Meeting sur la situation nationale le 1er octobre 2006

octobre 2006, par SCI Marcos

Meeting sur la situation nationale, le 1er octobre 2006
dans le local du Front populaire Francisco Villa - indépendant
Paroles de la Commission Sexta de l’EZLN.

Bonsoir compañeros et compañeras,

Tout d’abord nous voulons remercier le Font populaire Francisco Villa indépendant (UNOPII), l’amphitryon de cette réunion, et plus particulièrement les compas du Front ici à Pantitlan, qui nous accueillent.

Je vais présenter les compañer@s de la délégation :
La compañera comandanta Grabiela, déléguée un.
Le compañero comandante Zebedeo, délégué deux.
La compañera comandanta Miriam, déléguée trois.
La compañera Gema, déléguée quatre.
La compañera comandanta Hortensia, déléguée cinq.
La compañera Lupita, déléguée cinq et quart.
Le compañero comandante David, délégué six.
Le compañero comandante Tacho, délégué sept.

Ces compañeros et compañeras, commandants et commandantes, ont été désignés par les communautés pour porter un message spécial au peuple d’Atenco, et aux prisonniers et prisonnières politiques de ce mouvement. Hier nous étions là-bas et nous avons parlé avec l’assemblée des ejidatarios.

La comandanta Grabiela, le comandante Zebedeo et la comandanta Miriam vont rester ici à Mexico, unis aux compañeros d’Atenco, et dans les mobilisations de soutien pour la liberté et la justice des prisonniers et des prisonnières d’Atenco.

Et le compañero comandante David, la comandanta Hortensia, la compañera Lupita, la compañera Gema et le comandante Tacho vont retourner au Chiapas pour communiquer aux communautés zapatistes le message donné par les compañeros d’Atenco.

Assez souvent, dans la lutte, il nous faut relier notre perception générale de la réalité que nous vivons, autrement dit, la théorie aux souffrances qui nous poussent à la rébellion.

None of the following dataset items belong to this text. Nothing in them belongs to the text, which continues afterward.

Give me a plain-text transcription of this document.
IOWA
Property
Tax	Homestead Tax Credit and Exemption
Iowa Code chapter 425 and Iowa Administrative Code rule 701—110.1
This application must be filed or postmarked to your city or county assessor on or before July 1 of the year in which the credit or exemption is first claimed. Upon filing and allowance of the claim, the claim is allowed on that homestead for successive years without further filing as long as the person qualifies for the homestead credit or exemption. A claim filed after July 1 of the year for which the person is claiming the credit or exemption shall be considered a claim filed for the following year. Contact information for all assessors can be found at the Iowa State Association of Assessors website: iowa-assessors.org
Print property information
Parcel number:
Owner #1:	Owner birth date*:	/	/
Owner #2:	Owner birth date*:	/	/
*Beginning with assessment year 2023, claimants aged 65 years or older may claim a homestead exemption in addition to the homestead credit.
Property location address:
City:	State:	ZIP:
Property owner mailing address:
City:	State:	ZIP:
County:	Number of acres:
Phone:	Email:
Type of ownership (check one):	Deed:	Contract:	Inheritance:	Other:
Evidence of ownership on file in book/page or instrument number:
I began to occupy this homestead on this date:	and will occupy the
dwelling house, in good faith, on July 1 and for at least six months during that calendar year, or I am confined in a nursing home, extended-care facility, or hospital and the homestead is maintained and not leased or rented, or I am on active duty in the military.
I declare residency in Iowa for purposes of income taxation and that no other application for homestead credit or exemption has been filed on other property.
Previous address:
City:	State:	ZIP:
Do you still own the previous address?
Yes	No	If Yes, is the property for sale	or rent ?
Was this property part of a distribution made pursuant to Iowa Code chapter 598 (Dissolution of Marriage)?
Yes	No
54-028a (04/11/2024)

Quelquefois, on a tendance à divaguer sur les chemins apparemment infinis de la théorie, sur la formation d’hypothèses pour arriver au prétendu principe de la connaissance du moi cartésien : « Je ne sais qu’une chose : que je ne sais pas nager. »

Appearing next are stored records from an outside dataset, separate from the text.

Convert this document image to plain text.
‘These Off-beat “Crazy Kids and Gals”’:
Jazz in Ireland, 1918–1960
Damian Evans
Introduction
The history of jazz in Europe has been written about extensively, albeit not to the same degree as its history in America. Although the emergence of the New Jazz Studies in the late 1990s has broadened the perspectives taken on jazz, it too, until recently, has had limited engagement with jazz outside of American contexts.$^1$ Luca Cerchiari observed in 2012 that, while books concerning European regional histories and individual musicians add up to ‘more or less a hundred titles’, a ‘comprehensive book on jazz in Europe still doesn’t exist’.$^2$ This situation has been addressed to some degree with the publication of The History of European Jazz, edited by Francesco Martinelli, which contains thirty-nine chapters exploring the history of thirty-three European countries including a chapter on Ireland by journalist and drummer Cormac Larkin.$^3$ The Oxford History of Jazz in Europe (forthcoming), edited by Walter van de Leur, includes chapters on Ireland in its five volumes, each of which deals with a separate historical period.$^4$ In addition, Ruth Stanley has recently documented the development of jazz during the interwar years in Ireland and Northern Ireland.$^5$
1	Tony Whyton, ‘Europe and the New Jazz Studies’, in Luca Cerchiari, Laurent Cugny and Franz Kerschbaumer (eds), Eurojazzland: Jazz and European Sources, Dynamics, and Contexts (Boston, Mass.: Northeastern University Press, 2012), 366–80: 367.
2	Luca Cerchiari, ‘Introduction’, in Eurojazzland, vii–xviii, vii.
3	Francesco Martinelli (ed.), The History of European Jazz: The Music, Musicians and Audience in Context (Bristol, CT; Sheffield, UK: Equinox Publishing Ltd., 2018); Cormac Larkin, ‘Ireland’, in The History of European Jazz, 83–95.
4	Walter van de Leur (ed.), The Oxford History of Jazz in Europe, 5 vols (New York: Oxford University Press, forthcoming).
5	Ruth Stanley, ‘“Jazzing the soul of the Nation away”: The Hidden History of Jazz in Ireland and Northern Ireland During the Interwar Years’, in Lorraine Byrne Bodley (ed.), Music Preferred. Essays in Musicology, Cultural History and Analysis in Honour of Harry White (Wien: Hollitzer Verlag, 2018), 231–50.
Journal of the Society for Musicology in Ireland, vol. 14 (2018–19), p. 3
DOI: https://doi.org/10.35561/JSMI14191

D’autres fois, nous nous concentrons tellement sur un aspect de la réalité que nous ne pouvons pas voir à temps le coup qui nous fera tomber.

On peut dire que c’est pour ça qu’on applique les éléments théoriques à la réalité et qu’à partir de là on découvre les relations entre les individus et les choses et entre les individus entre eux.

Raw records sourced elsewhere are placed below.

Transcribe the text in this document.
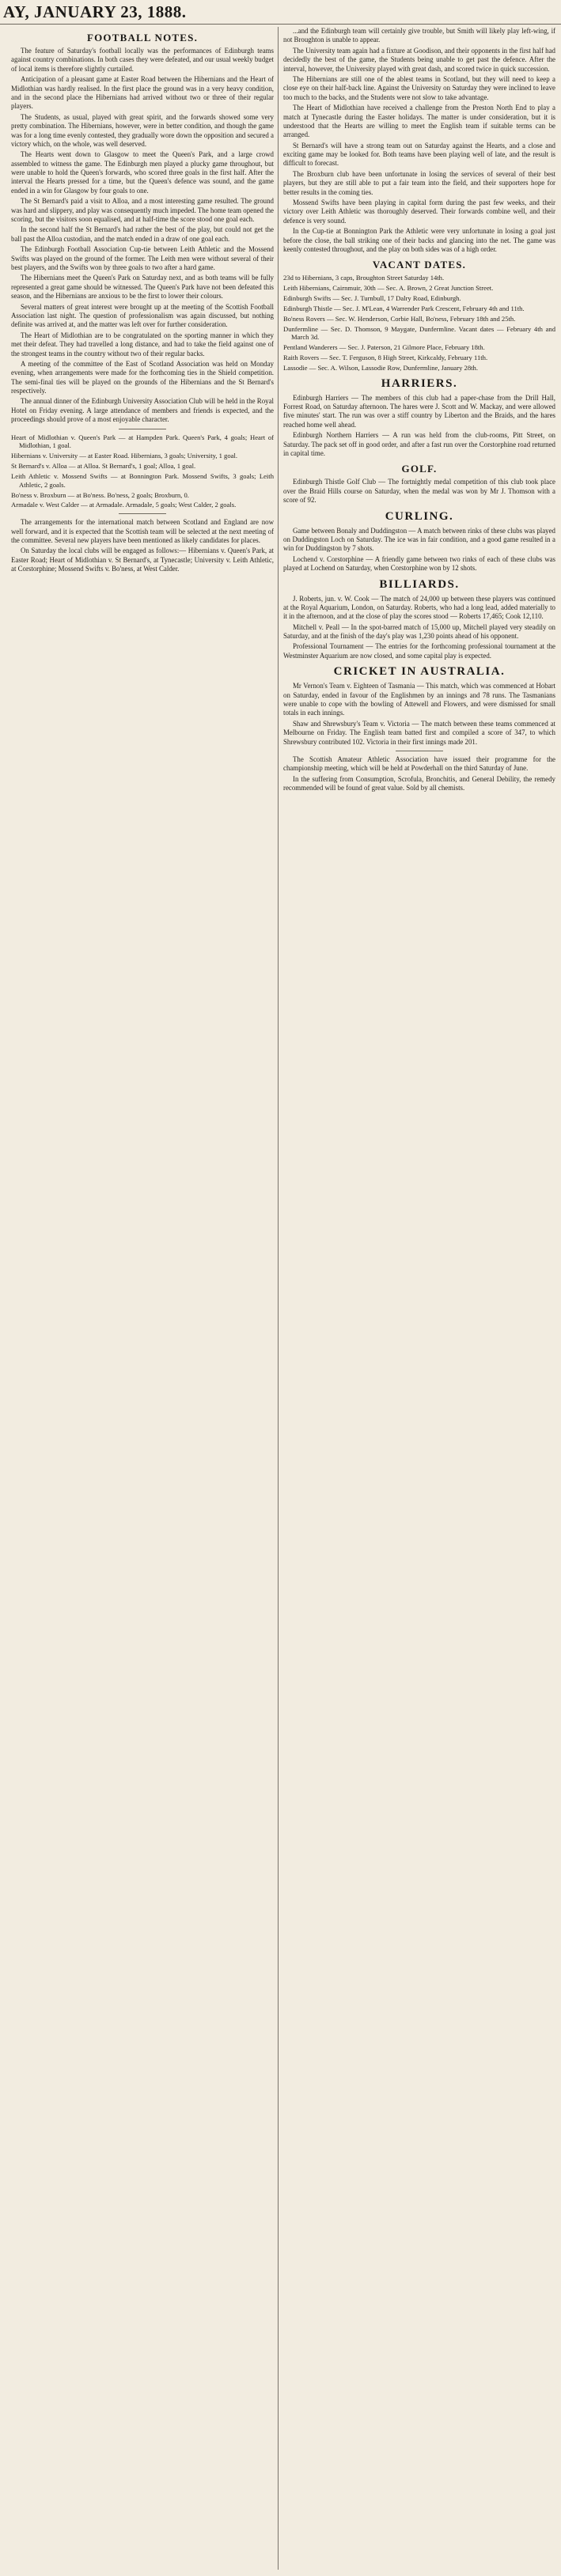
AY, JANUARY 23, 1888.
FOOTBALL NOTES.

The feature of Saturday's football locally was the performances of Edinburgh teams against country combinations. In both cases they were defeated, and our usual weekly budget of local items is therefore slightly curtailed.

Anticipation of a pleasant game at Easter Road between the Hibernians and the Heart of Midlothian was hardly realised. In the first place the ground was in a very heavy condition, and in the second place the Hibernians had arrived without two or three of their regular players.

The Students, as usual, played with great spirit, and the forwards showed some very pretty combination. The Hibernians, however, were in better condition, and though the game was for a long time evenly contested, they gradually wore down the opposition and secured a victory which, on the whole, was well deserved.

The Hearts went down to Glasgow to meet the Queen's Park, and a large crowd assembled to witness the game. The Edinburgh men played a plucky game throughout, but were unable to hold the Queen's forwards, who scored three goals in the first half. After the interval the Hearts pressed for a time, but the Queen's defence was sound, and the game ended in a win for Glasgow by four goals to one.

The St Bernard's paid a visit to Alloa, and a most interesting game resulted. The ground was hard and slippery, and play was consequently much impeded. The home team opened the scoring, but the visitors soon equalised, and at half-time the score stood one goal each.

In the second half the St Bernard's had rather the best of the play, but could not get the ball past the Alloa custodian, and the match ended in a draw of one goal each.

The Edinburgh Football Association Cup-tie between Leith Athletic and the Mossend Swifts was played on the ground of the former. The Leith men were without several of their best players, and the Swifts won by three goals to two after a hard game.

The Hibernians meet the Queen's Park on Saturday next, and as both teams will be fully represented a great game should be witnessed. The Queen's Park have not been defeated this season, and the Hibernians are anxious to be the first to lower their colours.

Several matters of great interest were brought up at the meeting of the Scottish Football Association last night. The question of professionalism was again discussed, but nothing definite was arrived at, and the matter was left over for further consideration.

The Heart of Midlothian are to be congratulated on the sporting manner in which they met their defeat. They had travelled a long distance, and had to take the field against one of the strongest teams in the country without two of their regular backs.

A meeting of the committee of the East of Scotland Association was held on Monday evening, when arrangements were made for the forthcoming ties in the Shield competition. The semi-final ties will be played on the grounds of the Hibernians and the St Bernard's respectively.

The annual dinner of the Edinburgh University Association Club will be held in the Royal Hotel on Friday evening. A large attendance of members and friends is expected, and the proceedings should prove of a most enjoyable character.

Heart of Midlothian v. Queen's Park — at Hampden Park. Queen's Park, 4 goals; Heart of Midlothian, 1 goal.

Hibernians v. University — at Easter Road. Hibernians, 3 goals; University, 1 goal.

St Bernard's v. Alloa — at Alloa. St Bernard's, 1 goal; Alloa, 1 goal.

Leith Athletic v. Mossend Swifts — at Bonnington Park. Mossend Swifts, 3 goals; Leith Athletic, 2 goals.

Bo'ness v. Broxburn — at Bo'ness. Bo'ness, 2 goals; Broxburn, 0.

Armadale v. West Calder — at Armadale. Armadale, 5 goals; West Calder, 2 goals.

The arrangements for the international match between Scotland and England are now well forward, and it is expected that the Scottish team will be selected at the next meeting of the committee. Several new players have been mentioned as likely candidates for places.

On Saturday the local clubs will be engaged as follows:— Hibernians v. Queen's Park, at Easter Road; Heart of Midlothian v. St Bernard's, at Tynecastle; University v. Leith Athletic, at Corstorphine; Mossend Swifts v. Bo'ness, at West Calder.

...and the Edinburgh team will certainly give trouble, but Smith will likely play left-wing, if not Broughton is unable to appear.

The University team again had a fixture at Goodison, and their opponents in the first half had decidedly the best of the game, the Students being unable to get past the defence. After the interval, however, the University played with great dash, and scored twice in quick succession.

The Hibernians are still one of the ablest teams in Scotland, but they will need to keep a close eye on their half-back line. Against the University on Saturday they were inclined to leave too much to the backs, and the Students were not slow to take advantage.

The Heart of Midlothian have received a challenge from the Preston North End to play a match at Tynecastle during the Easter holidays. The matter is under consideration, but it is understood that the Hearts are willing to meet the English team if suitable terms can be arranged.

St Bernard's will have a strong team out on Saturday against the Hearts, and a close and exciting game may be looked for. Both teams have been playing well of late, and the result is difficult to forecast.

The Broxburn club have been unfortunate in losing the services of several of their best players, but they are still able to put a fair team into the field, and their supporters hope for better results in the coming ties.

Mossend Swifts have been playing in capital form during the past few weeks, and their victory over Leith Athletic was thoroughly deserved. Their forwards combine well, and their defence is very sound.

In the Cup-tie at Bonnington Park the Athletic were very unfortunate in losing a goal just before the close, the ball striking one of their backs and glancing into the net. The game was keenly contested throughout, and the play on both sides was of a high order.

VACANT DATES.

23d to Hibernians, 3 caps, Broughton Street Saturday 14th.

Leith Hibernians, Cairnmuir, 30th — Sec. A. Brown, 2 Great Junction Street.

Edinburgh Swifts — Sec. J. Turnbull, 17 Dalry Road, Edinburgh.

Edinburgh Thistle — Sec. J. M'Lean, 4 Warrender Park Crescent, February 4th and 11th.

Bo'ness Rovers — Sec. W. Henderson, Corbie Hall, Bo'ness, February 18th and 25th.

Dunfermline — Sec. D. Thomson, 9 Maygate, Dunfermline. Vacant dates — February 4th and March 3d.

Pentland Wanderers — Sec. J. Paterson, 21 Gilmore Place, February 18th.

Raith Rovers — Sec. T. Ferguson, 8 High Street, Kirkcaldy, February 11th.

Lassodie — Sec. A. Wilson, Lassodie Row, Dunfermline, January 28th.

HARRIERS.

Edinburgh Harriers — The members of this club had a paper-chase from the Drill Hall, Forrest Road, on Saturday afternoon. The hares were J. Scott and W. Mackay, and were allowed five minutes' start. The run was over a stiff country by Liberton and the Braids, and the hares reached home well ahead.

Edinburgh Northern Harriers — A run was held from the club-rooms, Pitt Street, on Saturday. The pack set off in good order, and after a fast run over the Corstorphine road returned in capital time.

GOLF.

Edinburgh Thistle Golf Club — The fortnightly medal competition of this club took place over the Braid Hills course on Saturday, when the medal was won by Mr J. Thomson with a score of 92.

CURLING.

Game between Bonaly and Duddingston — A match between rinks of these clubs was played on Duddingston Loch on Saturday. The ice was in fair condition, and a good game resulted in a win for Duddingston by 7 shots.

Lochend v. Corstorphine — A friendly game between two rinks of each of these clubs was played at Lochend on Saturday, when Corstorphine won by 12 shots.

BILLIARDS.

J. Roberts, jun. v. W. Cook — The match of 24,000 up between these players was continued at the Royal Aquarium, London, on Saturday. Roberts, who had a long lead, added materially to it in the afternoon, and at the close of play the scores stood — Roberts 17,465; Cook 12,110.

Mitchell v. Peall — In the spot-barred match of 15,000 up, Mitchell played very steadily on Saturday, and at the finish of the day's play was 1,230 points ahead of his opponent.

Professional Tournament — The entries for the forthcoming professional tournament at the Westminster Aquarium are now closed, and some capital play is expected.

CRICKET IN AUSTRALIA.

Mr Vernon's Team v. Eighteen of Tasmania — This match, which was commenced at Hobart on Saturday, ended in favour of the Englishmen by an innings and 78 runs. The Tasmanians were unable to cope with the bowling of Attewell and Flowers, and were dismissed for small totals in each innings.

Shaw and Shrewsbury's Team v. Victoria — The match between these teams commenced at Melbourne on Friday. The English team batted first and compiled a score of 347, to which Shrewsbury contributed 102. Victoria in their first innings made 201.

The Scottish Amateur Athletic Association have issued their programme for the championship meeting, which will be held at Powderhall on the third Saturday of June.

In the suffering from Consumption, Scrofula, Bronchitis, and General Debility, the remedy recommended will be found of great value. Sold by all chemists.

La théorie qui nous regroupe dans l’Autre Campagne et au sein de l’EZLN nous permet de démonter dans l’abstrait les mécanismes du système capitaliste, en partie avec un ensemble de concepts : par exemple le fait d’établir les relations économiques comme la colonne vertébrale de tout un système social. C’est-à-dire que ce qui est en jeu dans n’importe quelle partie d’une société est une relation économique. Et aussi le fait de définir que, au sein de ces relations économiques, la propriété, le propriétaire des choses et des personnes est ce qui marque un système. Il ne suffit pas alors de démontrer qu’il existe des relations économiques, il faut aussi ajouter qu’il y a une relation de propriété. Quelqu’un est propriétaire d’une ou de plusieurs choses ou personnes qui sont en relation entre elles.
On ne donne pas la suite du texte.